Being Alive is clearly so very many things. So many, many, many things. These days it feels like the list is so epically long that it’s too hard to handle or keep track of it.
And part of the reason for that is that we are so invested in “keeping on, keeping on.” I heard Danielle LaPorte say that in her Grace for Impact podcast series and when I heard the words I felt the truth of it for me. We are a culture that is about constant motion whether it’s useful or not. We are concerned with keeping up, keeping it together, keeping up appearances, keeping the peace.
But what if we slowed down? Slowed down long enough to acknowledge fully the difficulty of this life right now. The hardships that you may be facing and also the extreme challenges of others. Acknowledging both of these not in the form of comparison but in the form of compassion. We are all suffering in some way. We are all struggling.
But instead of coming to a full stop once in a while and feeling the magnitude of it we can easily get focused on getting back to normal, keeping going, keeping it positive, keeping in motion.
And today I invite you to just STOP already. There is a reason we are in the places that we are in individually and collectively. And the reasons behind all of those is too long and involved for this blog. BUT what I am suggesting is that we stop and give witness to our own pain. If maybe for the first time ever, say to yourself, this is so hard. PERiOD. We don’t need to qualify, then shame ourselves because others have it worse and all the things we do to pile on.
This is hard, really hard. PERIOD. Now sit with that. And breathe. You are going to be OK.
I woke up yesterday morning with the same ennui that I went to bed with the night before.
(I do want to also acknowledge that finally in my adult life I have a valid excuse to use the word ennui and that does spark a little joy)
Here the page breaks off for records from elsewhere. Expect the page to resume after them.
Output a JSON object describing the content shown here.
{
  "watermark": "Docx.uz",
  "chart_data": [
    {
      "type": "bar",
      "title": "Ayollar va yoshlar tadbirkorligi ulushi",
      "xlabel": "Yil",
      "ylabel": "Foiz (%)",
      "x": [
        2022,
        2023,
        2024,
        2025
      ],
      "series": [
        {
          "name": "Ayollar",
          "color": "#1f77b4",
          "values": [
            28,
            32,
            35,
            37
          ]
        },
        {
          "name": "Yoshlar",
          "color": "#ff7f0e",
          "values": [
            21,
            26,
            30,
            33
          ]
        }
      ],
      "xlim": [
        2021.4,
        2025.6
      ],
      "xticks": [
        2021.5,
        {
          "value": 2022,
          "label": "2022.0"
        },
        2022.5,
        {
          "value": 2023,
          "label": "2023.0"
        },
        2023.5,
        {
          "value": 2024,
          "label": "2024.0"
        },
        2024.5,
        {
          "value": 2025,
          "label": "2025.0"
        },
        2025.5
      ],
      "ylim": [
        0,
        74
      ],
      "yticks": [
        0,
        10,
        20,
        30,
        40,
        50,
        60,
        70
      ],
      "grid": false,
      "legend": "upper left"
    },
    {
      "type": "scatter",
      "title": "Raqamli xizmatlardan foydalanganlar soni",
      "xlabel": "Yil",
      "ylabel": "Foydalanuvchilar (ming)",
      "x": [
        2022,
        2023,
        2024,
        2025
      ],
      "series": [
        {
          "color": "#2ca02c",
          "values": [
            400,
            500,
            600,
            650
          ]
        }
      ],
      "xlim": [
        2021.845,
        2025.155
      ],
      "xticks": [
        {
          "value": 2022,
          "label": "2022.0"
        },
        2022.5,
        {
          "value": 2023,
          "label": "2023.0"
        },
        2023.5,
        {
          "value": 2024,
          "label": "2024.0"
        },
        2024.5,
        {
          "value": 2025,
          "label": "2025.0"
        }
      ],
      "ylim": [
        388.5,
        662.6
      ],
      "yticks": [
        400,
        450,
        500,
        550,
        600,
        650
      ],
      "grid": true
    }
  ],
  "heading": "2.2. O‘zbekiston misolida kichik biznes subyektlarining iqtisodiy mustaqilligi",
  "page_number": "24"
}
Sunday morning I felt just bleh. There are more than enough items on my to-do list at any one time and I couldn’t even muster the motivation to do one of them. I decided to bake. I made cobblers in jars. I knew that cobblers in jars weren’t going to solve anything but they could bring a little bit of joy to someone else. And it was something I could start and finish in a relatively short period of time and that felt comforting too. Everything we are engaged in with life right now is for the long haul and that’s not innately bad but sometimes it’s nice to feel the satisfaction of completion.
I made baked goods and delivered them. The end.
I didn’t keep up or keep it together yesterday. In fact, I probably won’t today. And maybe that’s how it’s supposed to be right now. Maybe we need to slow down and experience the experience fully and let it sink all the way in. And then bake something. Eat it, share it, deliver it. Feel accomplished. The end.